The recipe I've chosen was given to me by a woman named Susie Feeney. Susie Feeney (always a first and last name for that one) was tall, beautiful, put-together woman who had lived all over the country and had raised her beautiful children to be successful doctors and bankers and they all got together to tailgate at Notre Dame games. She was the woman I wanted to be if I could ever get my shit together. We worked at the GAP together and she brought these little nuggets of delight to one of our holiday meetings, which took place in September because retail. Anyway, they were so elegant and delicious, and I asked for her recipe. I was expecting an embossed recipe card with perfect handwriting, and not the photocopied page from a Betty Crocker cookbook. Susie Feeney told me she made these bonbons because they were insanely easy, but looked bakery-made. And it's true. When I make them I feel like I'm cheating, but as I serve them to friends I imagine they're looking at me as the put-together woman with the beautiful kids who makes gorgeous cookies and has her shit all together with edible glitter on top.
And then I shake my bonbon.
1 1/2 cups all-purpose flour
1/3 cup powdered sugar
1/2 cup butter, softened
3 tablespoons milk
1/2 teaspoon vanilla
7 or 8 oz almond paste (not marzipan)
Frosting and Decorations
1 cup powdered sugar
1/2 teaspoon almond extract
4 to 5 tablespoons milk
Edible glitter, white candy sprinkles, or coarse sugar
1. Heat oven to 375F. In large bowl, beat flour, 1/3 cup powdered sugar, butter, 3 tablespoons milk and the vanilla with electric mixer on medium speed, or mix with spoon until well blended. Cut almond paste into 1/2-inch slices, and cut eat slice into 8 pieces (40 pieces total).
2. Shape 1-inch ball of dough around each piece of almond paste. Gently roll to form ball.
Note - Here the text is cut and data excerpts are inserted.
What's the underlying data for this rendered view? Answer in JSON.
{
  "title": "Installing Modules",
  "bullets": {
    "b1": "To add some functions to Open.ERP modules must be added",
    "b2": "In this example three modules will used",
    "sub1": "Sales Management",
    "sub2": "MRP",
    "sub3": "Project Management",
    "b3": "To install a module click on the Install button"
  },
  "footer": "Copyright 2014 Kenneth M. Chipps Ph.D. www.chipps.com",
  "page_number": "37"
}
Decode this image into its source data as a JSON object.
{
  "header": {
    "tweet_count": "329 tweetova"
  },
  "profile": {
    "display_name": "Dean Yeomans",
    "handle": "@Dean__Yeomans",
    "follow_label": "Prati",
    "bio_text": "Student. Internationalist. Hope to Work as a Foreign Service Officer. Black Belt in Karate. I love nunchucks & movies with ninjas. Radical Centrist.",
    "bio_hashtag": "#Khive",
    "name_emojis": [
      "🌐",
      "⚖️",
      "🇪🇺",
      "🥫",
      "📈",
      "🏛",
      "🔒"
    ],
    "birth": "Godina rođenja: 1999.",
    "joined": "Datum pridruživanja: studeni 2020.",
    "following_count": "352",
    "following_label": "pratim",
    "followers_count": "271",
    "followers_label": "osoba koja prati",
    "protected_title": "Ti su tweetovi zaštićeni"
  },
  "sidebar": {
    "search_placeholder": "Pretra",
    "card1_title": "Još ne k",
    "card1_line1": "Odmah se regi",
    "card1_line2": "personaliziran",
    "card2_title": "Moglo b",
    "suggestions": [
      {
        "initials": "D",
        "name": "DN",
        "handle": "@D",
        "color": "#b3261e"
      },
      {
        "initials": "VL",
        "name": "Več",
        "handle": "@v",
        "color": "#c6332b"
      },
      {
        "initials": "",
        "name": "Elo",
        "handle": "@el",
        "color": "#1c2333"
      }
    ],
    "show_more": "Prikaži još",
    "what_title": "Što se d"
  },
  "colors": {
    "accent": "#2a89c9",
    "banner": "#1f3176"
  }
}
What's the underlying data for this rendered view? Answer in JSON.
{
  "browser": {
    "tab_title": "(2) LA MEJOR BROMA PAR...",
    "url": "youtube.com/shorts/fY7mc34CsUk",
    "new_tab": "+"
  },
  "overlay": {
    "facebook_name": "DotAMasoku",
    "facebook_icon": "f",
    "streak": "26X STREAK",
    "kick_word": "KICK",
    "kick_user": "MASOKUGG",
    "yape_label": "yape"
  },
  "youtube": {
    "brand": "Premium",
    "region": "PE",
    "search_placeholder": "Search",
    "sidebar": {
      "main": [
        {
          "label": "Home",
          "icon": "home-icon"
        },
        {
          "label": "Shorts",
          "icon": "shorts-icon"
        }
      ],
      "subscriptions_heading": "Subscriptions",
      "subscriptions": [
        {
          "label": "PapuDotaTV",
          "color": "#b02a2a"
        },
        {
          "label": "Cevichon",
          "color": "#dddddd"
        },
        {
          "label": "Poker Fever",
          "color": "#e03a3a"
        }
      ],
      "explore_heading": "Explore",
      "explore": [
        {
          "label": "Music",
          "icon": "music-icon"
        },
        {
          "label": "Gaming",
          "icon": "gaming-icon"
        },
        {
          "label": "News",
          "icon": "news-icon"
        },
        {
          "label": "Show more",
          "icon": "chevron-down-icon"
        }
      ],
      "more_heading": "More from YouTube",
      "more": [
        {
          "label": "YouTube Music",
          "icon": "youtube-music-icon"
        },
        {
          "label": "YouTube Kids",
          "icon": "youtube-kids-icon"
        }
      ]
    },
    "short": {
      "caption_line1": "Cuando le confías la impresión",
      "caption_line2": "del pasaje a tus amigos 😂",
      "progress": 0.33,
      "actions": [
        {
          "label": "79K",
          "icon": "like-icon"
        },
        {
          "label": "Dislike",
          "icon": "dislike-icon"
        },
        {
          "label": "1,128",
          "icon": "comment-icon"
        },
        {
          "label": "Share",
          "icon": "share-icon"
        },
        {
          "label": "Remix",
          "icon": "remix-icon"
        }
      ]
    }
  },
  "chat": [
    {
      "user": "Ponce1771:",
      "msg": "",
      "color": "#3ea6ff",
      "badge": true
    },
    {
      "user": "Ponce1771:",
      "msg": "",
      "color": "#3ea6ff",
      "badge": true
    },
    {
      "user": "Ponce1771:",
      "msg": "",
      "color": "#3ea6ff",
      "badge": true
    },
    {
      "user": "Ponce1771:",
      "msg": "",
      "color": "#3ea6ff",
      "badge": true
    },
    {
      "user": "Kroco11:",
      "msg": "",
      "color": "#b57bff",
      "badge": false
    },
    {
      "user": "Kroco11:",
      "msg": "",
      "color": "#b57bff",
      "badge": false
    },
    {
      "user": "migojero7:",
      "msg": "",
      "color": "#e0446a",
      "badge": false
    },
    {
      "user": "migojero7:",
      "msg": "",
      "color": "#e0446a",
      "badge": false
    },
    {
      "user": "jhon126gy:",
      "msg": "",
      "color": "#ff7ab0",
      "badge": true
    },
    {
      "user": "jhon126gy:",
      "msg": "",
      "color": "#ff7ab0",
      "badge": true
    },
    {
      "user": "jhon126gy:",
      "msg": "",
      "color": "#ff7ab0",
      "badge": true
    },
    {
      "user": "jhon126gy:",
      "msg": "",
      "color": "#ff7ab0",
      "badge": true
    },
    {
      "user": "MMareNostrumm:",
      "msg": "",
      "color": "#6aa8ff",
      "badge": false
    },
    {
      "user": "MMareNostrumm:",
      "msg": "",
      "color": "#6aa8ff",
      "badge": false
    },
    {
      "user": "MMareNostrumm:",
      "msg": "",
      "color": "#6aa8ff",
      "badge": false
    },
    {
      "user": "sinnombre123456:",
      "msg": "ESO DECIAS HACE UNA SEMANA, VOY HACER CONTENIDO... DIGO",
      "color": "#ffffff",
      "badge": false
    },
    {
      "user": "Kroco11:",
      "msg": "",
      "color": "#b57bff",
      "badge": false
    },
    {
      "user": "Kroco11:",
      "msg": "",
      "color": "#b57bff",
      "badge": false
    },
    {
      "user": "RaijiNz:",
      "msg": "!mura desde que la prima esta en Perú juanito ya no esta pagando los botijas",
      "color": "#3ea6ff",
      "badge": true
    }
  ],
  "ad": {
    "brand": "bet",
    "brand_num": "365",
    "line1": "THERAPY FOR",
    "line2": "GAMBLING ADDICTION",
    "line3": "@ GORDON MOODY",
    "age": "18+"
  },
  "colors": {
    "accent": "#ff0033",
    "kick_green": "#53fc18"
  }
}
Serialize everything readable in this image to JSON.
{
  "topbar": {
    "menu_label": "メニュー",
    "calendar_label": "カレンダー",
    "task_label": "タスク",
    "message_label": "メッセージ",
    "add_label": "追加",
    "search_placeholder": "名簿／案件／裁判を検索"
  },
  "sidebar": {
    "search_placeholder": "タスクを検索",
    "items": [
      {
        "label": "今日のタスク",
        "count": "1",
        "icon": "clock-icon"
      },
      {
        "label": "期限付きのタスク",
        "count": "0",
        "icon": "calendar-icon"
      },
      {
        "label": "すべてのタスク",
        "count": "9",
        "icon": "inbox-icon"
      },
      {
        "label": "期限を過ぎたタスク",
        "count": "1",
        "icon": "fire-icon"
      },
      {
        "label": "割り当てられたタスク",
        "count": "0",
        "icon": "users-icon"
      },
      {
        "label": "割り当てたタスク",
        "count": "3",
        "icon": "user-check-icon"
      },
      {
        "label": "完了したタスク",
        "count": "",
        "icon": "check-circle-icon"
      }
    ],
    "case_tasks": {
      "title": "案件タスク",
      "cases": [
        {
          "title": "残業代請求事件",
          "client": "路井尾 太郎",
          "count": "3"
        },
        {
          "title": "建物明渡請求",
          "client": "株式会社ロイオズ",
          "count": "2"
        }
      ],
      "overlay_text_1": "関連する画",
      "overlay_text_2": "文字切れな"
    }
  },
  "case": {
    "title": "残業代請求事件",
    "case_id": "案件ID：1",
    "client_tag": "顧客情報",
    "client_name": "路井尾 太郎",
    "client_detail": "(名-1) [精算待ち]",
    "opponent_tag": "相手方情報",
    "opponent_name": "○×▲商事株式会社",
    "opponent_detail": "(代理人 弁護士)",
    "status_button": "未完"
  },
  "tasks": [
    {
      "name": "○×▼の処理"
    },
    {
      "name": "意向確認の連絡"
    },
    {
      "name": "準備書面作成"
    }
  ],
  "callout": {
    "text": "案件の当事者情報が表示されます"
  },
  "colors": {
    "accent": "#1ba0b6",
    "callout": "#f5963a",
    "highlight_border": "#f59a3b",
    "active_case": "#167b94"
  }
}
On ungreased cookie sheet, place balls about 1 inch apart.
3. Bake 10 to 12 minutes or until set and bottoms are golden brown. Remove from cookie sheet to cooling rack. Cool completely, about 30 minutes.
4. In small bowl, mix 1 cup powdered sugar, the almond extract and enough milk for spreading consistency. Dip tops of cookies into frosting. Sprinkle with edible glitter.